Representative gel showing BER and SSBR using mt extract. A, efficient repair of a 5-OHU lesion in a duplex oligo (top) measured by incorporation of [α-³²P]dCMP after excision of 5-OHU. Lane 1, no protein; lanes 2 and 3, ME from control (Con) cells (5 and 10 μg); lanes 4 and 5, PNKP-depleted ME (5 and 10 μg). Addition of purified PNKP (50 and 100 fmol) restored efficient repair (lanes 6 and 7). Lane 8, size markers. The histogram (bottom) represents quantitation of the repair products with lane 2 arbitrarily set as 1. B, a plasmid DNA containing a single U was treated with Udg/Fpg to generate 3′-P and 5′-P with a one nucleotide gap to assess the 3′-phosphatase activity of PNKP. Repair was then monitored by incorporation of [α-³²P]dCMP in the presence of Polγ and LigIIIα. The repaired product was digested with N.BstNBI and analyzed by denaturing gel electrophoresis.

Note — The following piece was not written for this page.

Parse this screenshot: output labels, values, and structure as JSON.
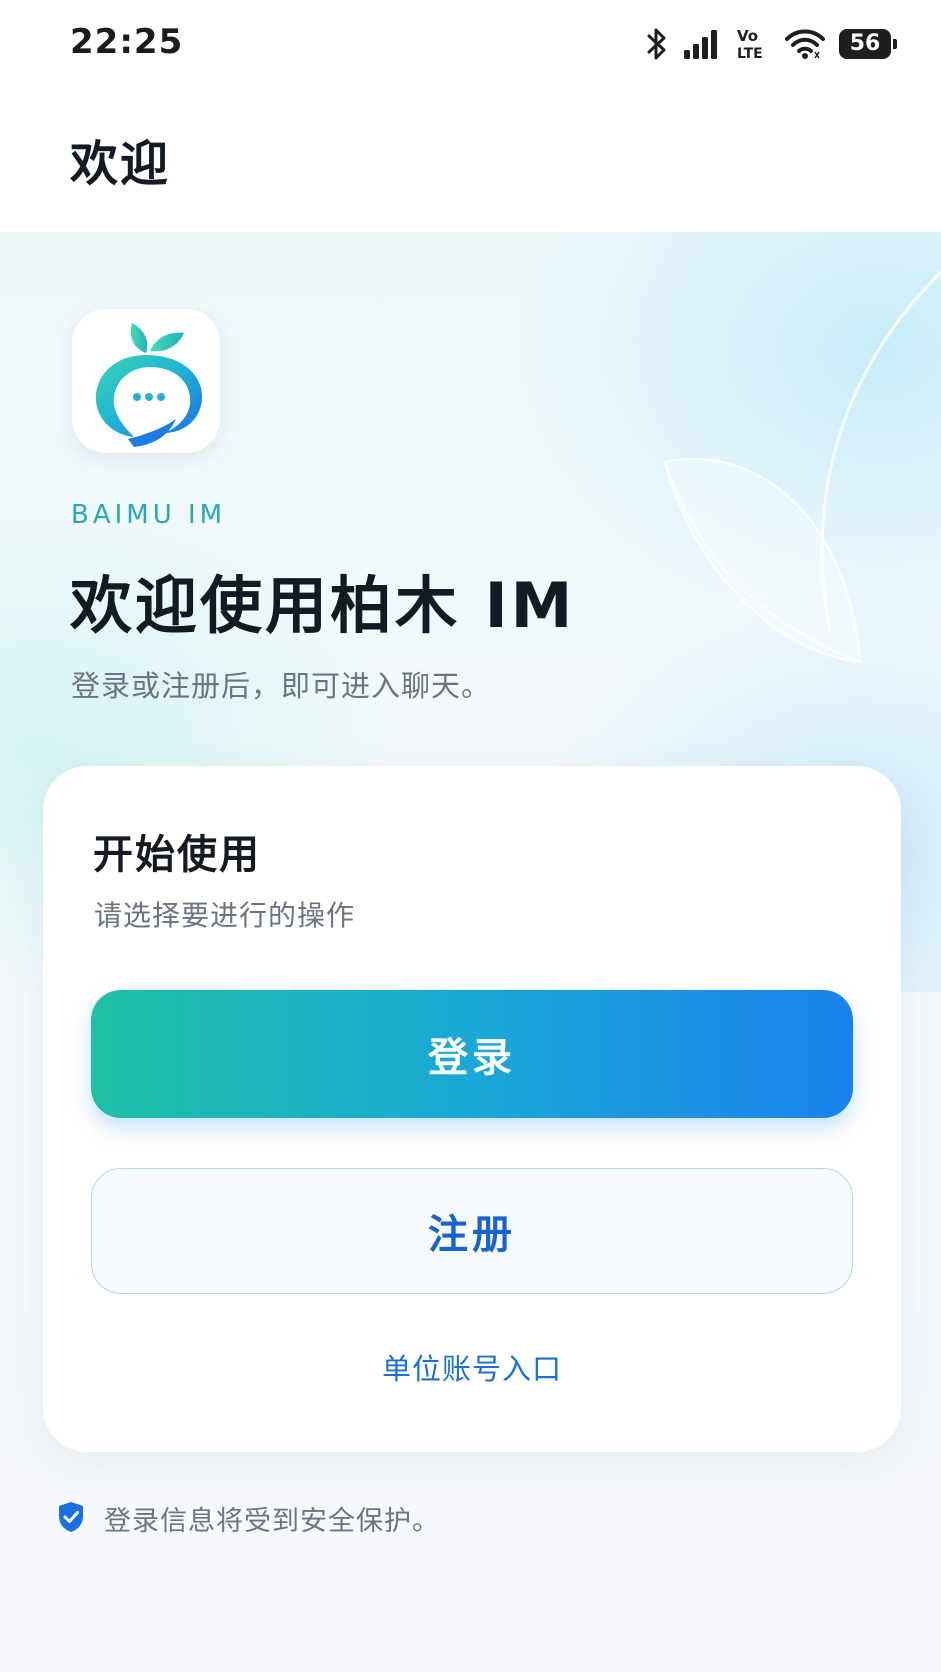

Other details are provided under “Experimental Procedures.” Lane 1, purified Polγ and LigIIIα (50 fmol); lane 2, reconstitution of SSBR using purified PNKP, Polγ, and LigIII (50 fmol each); lanes 3 and 4, ME (5 and 10 μg); lanes 5 and 6, PNKP-depleted ME (5 and 10 μg); lanes 7 and 8, PNKP-depleted ME plus purified PNKP (50 and 100 fmol); lane 9, size markers. Quantitation of the radioactive bands (lanes 2–8) is represented in a histogram (bottom) with lane 3 arbitrarily set as 1. A schematic representation of the generation a 3′-P-containing plasmid DNA substrate is shown (top). The standard error of the mean was calculated from at least three independent experiments.

FIGURE 7.

Quantitation of mitochondrial DNA damage in NEIL2- and PNKP-depleted cells. Upper panel, representative gel showing PCR-amplified fragments of the long amplicon (8.9-kb region) and 211-bp region. The relative levels of endogenous DNA damage were calculated by quantitating the long amplicon (8.9-kb region) PCR product after normalizing for mt copy number by PCR of a 211-bp region of mt genome. Bottom panel, quantitation of the amplified products is represented in histograms with the amplicon from control siRNA- or miRNA-treated cells arbitrarily set as 100. The DNA from NEIL2-depleted cells was digested with Fpg/endonuclease III before analysis. Other details are provided under “Experimental Procedures.” *, p < 0.01. The standard error of the mean was calculated from at least three independent experiments.